Nuclear concerns hold back Apple data centre plans in Ireland
Tue 31 May 2016
Apple is being questioned over its site selection for a new Irish data centre, with opponents arguing that the proposed €850 million (approx. £648 million) server farm would be located too close to nuclear facilities in Wales and Cumbria.
Oscar Gonzalez, Apple’s head of data centre site selection, came against arguments from a group including engineer Allan Daly at an oral hearing last week. Daly raised the issue that Apple requires that new centres be at least 320km from any nuclear facility in the UK – and was concerned that the proposed Irish site would not meet this specification.
According to Business Insider, it was highlighted at the hearing that “the selection of sites greater than 320km from nuclear facilities is not a criteria adopted by Apple for its data centres in the U.S.,” and that “the criteria has not been adopted by other international corporations.”
Google and Microsoft are among these other large international firms willing to set up their data centres within a 320km radius of UK nuclear sites, with locations just outside of the Irish capital, Dublin.
Business Insider further quotes Gonzalez:
“Apple’s business has grown and developed over time and therefore so too have our requirements for site selection. Furthermore, world events such as the failure of the nuclear power plant in Fukushima in 2011 highlighted the need to consider additional criteria.

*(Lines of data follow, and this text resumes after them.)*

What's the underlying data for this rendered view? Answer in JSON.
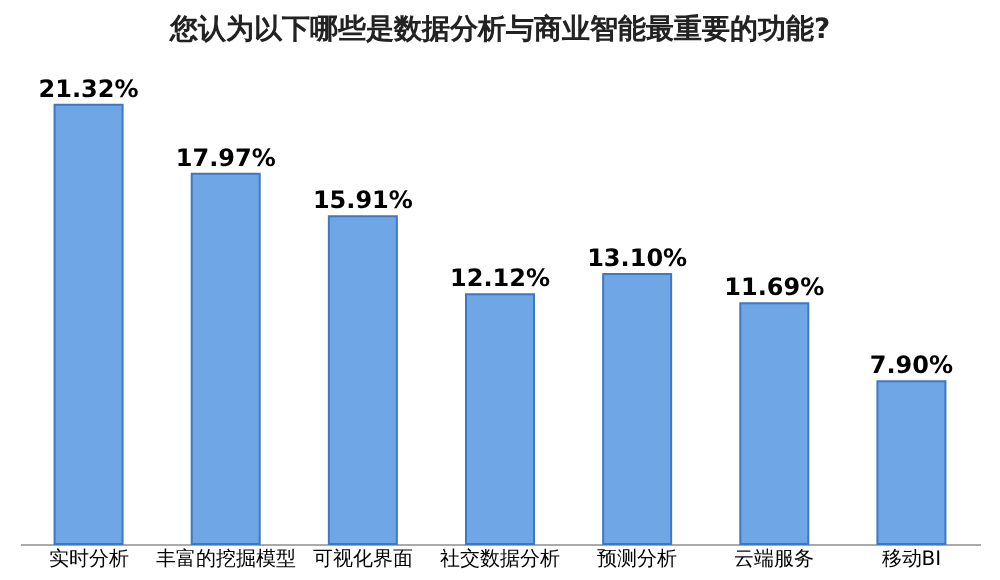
{
  "chart_data": {
    "type": "bar",
    "title": "您认为以下哪些是数据分析与商业智能最重要的功能?",
    "categories": [
      "实时分析",
      "丰富的挖掘模型",
      "可视化界面",
      "社交数据分析",
      "预测分析",
      "云端服务",
      "移动BI"
    ],
    "values": [
      21.32,
      17.97,
      15.91,
      12.12,
      13.1,
      11.69,
      7.9
    ],
    "value_labels": [
      "21.32%",
      "17.97%",
      "15.91%",
      "12.12%",
      "13.10%",
      "11.69%",
      "7.90%"
    ],
    "color": "#6ea6e6",
    "grid": false
  }
}
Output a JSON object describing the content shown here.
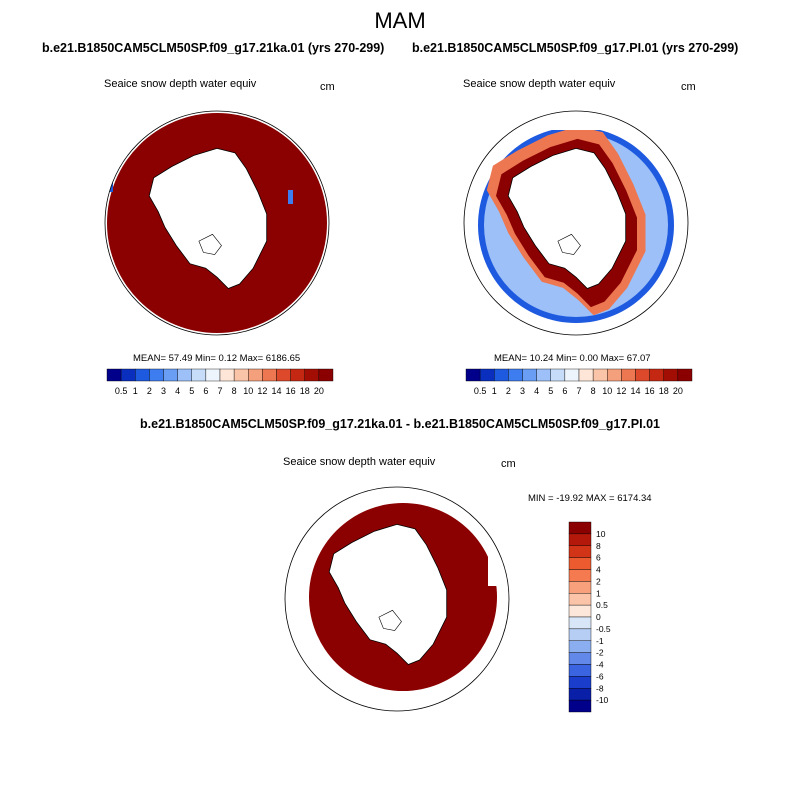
{
  "figure": {
    "season_title": "MAM",
    "diff_title": "b.e21.B1850CAM5CLM50SP.f09_g17.21ka.01 - b.e21.B1850CAM5CLM50SP.f09_g17.PI.01"
  },
  "panels": [
    {
      "run": "b.e21.B1850CAM5CLM50SP.f09_g17.21ka.01 (yrs 270-299)",
      "variable": "Seaice snow depth water equiv",
      "units": "cm",
      "stats": "MEAN=  57.49  Min=   0.12  Max= 6186.65",
      "ice_extent": "saturated"
    },
    {
      "run": "b.e21.B1850CAM5CLM50SP.f09_g17.PI.01 (yrs 270-299)",
      "variable": "Seaice snow depth water equiv",
      "units": "cm",
      "stats": "MEAN=  10.24  Min=   0.00  Max=  67.07",
      "ice_extent": "ring"
    },
    {
      "variable": "Seaice snow depth water equiv",
      "units": "cm",
      "stats": "MIN = -19.92 MAX = 6174.34",
      "ice_extent": "diff"
    }
  ],
  "colorbar_abs": {
    "labels": [
      "0.5",
      "1",
      "2",
      "3",
      "4",
      "5",
      "6",
      "7",
      "8",
      "10",
      "12",
      "14",
      "16",
      "18",
      "20"
    ],
    "colors": [
      "#00008b",
      "#0a2fbf",
      "#1e5ae0",
      "#3d7df0",
      "#6a9ef5",
      "#9cc0f7",
      "#c6dcf8",
      "#eef4fb",
      "#fde5d8",
      "#f9c4a8",
      "#f4a07c",
      "#ec7751",
      "#dd4a2b",
      "#c52812",
      "#a30e04",
      "#8b0000"
    ]
  },
  "colorbar_diff": {
    "labels": [
      "10",
      "8",
      "6",
      "4",
      "2",
      "1",
      "0.5",
      "0",
      "-0.5",
      "-1",
      "-2",
      "-4",
      "-6",
      "-8",
      "-10"
    ],
    "colors": [
      "#8b0000",
      "#b3180a",
      "#d23418",
      "#ec5a2f",
      "#f57a4f",
      "#f8a07c",
      "#fbc3a8",
      "#fde6da",
      "#d8e6f8",
      "#b6cdf4",
      "#8aaef0",
      "#6289ea",
      "#3b64e0",
      "#1a3ecb",
      "#0a1fa8",
      "#00008b"
    ]
  },
  "colors": {
    "ice_max": "#8b0000",
    "land": "#ffffff",
    "coast": "#000000"
  }
}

Some U.S. sites that were selected prior to the huge growth in demand for Apple’s services would be evaluated from a different perspective today. The site selection criteria we used to select the Derrydonnell site are currently being used by Apple today to select suitable locations for our data centres. We cannot comment on the criteria used by other companies. For Apple’s proposed new data centres, our aim is to minimise the risk to these very important infrastructure elements and highly valuable assets. In some cases, it is simply not possible to find a suitable site at the preferred distance. In such circumstances, if a site meets the other criteria, the company reluctantly accepts the increased risk.”
Opponents at the hearing also spoke of the site’s potential detrimental impact on local populations of bats and badgers, and noted that the location does not lie within an area designated by the Irish government for data centre use.
Further hearings are expected to take place following the appeal of Galway County Council’s decision to approve planning permission for the Apple centre.